Turning green for the holiday season shouldn’t make anyone feel like a Grinch. It might actually be the best present you can give to planet Earth.
But it’s not easy. Between Thanksgiving and New Years, Americans increase their electricity consumption by a whopping 27 percent, creating an environmental Nightmare Before Christmas.
With a little extra effort, however, your holiday season can be as green as your Christmas tree.
Contrary to popular belief, it’s actually better to have a live tree than a fake fir. Plastic trees are made of non-biodegradable petroleum plastic (PVC) and require even more fuel to be manufactured. Though they supposedly last forever, they tend to be discarded in landfills after just a few years due to diminished attractiveness. The shipping also has to be counted: about 85 percent are from China.
Live trees, on the other hand, are generally grown on special tree farms in order to be harvested, so cutting them down doesn’t cause harm. While alive, they improve air quality. And last year, 93 percent were recycled into mulch. There are more than 4,000 “treecycling” centers in the U.S., and recycling your tree after the season greatly reduces its impact.
The lights decorating that tree (and the whole house) also can add an exorbitant amount to your energy bill. For those who don’t want to become the neighborhood Scrooge, just unplugging lights during the day saves energy. That goes for Menorahs, electric candles and any other twinkling decorations. Going a step further, LED lights are 90 percent more efficient than traditional lights. A Department of Energy study showed that if everyone replaced conventional holiday lights with LEDs, it would save at least 2 billion kilowatt-hours of electricity in a month, enough to power 200,000 homes for a year.

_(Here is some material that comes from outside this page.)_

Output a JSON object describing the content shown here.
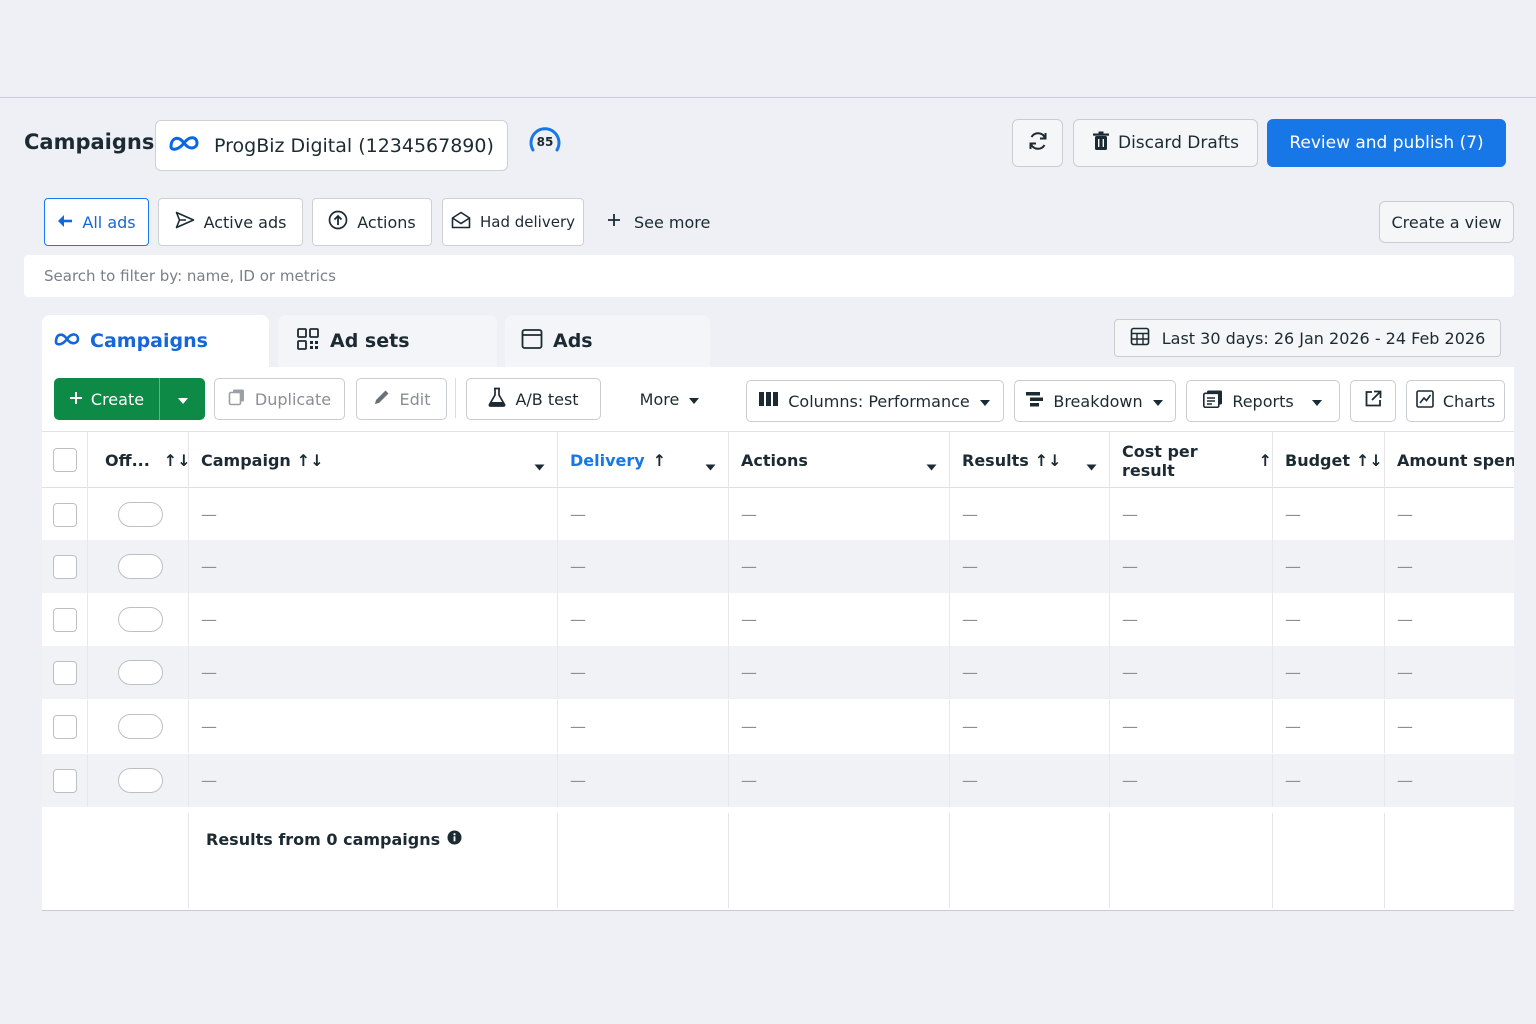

Now to what’s obviously the best part of the holidays: the presents. All those gifts on your wish lists may be lumps of coal for the environment. The shipping alone takes its toll, as many of the gadgets awaiting you are produced in China or Japan.
Wrapping paper is another undercover danger. Americans throw away 1 million extra tons of garbage each week between Thanksgiving and New Years Day, including holiday wrapping and packaging. All that snowflake-printed paper adds up to 25 percent more trash than usual.
This year, limit that figure by using newspapers or recycled bags instead of gift wrapping. Instead of buying expensive holiday cards, just write a note directly on the paper. Gift wrapping can be reused also; just don’t rip the paper, and it can be used next year.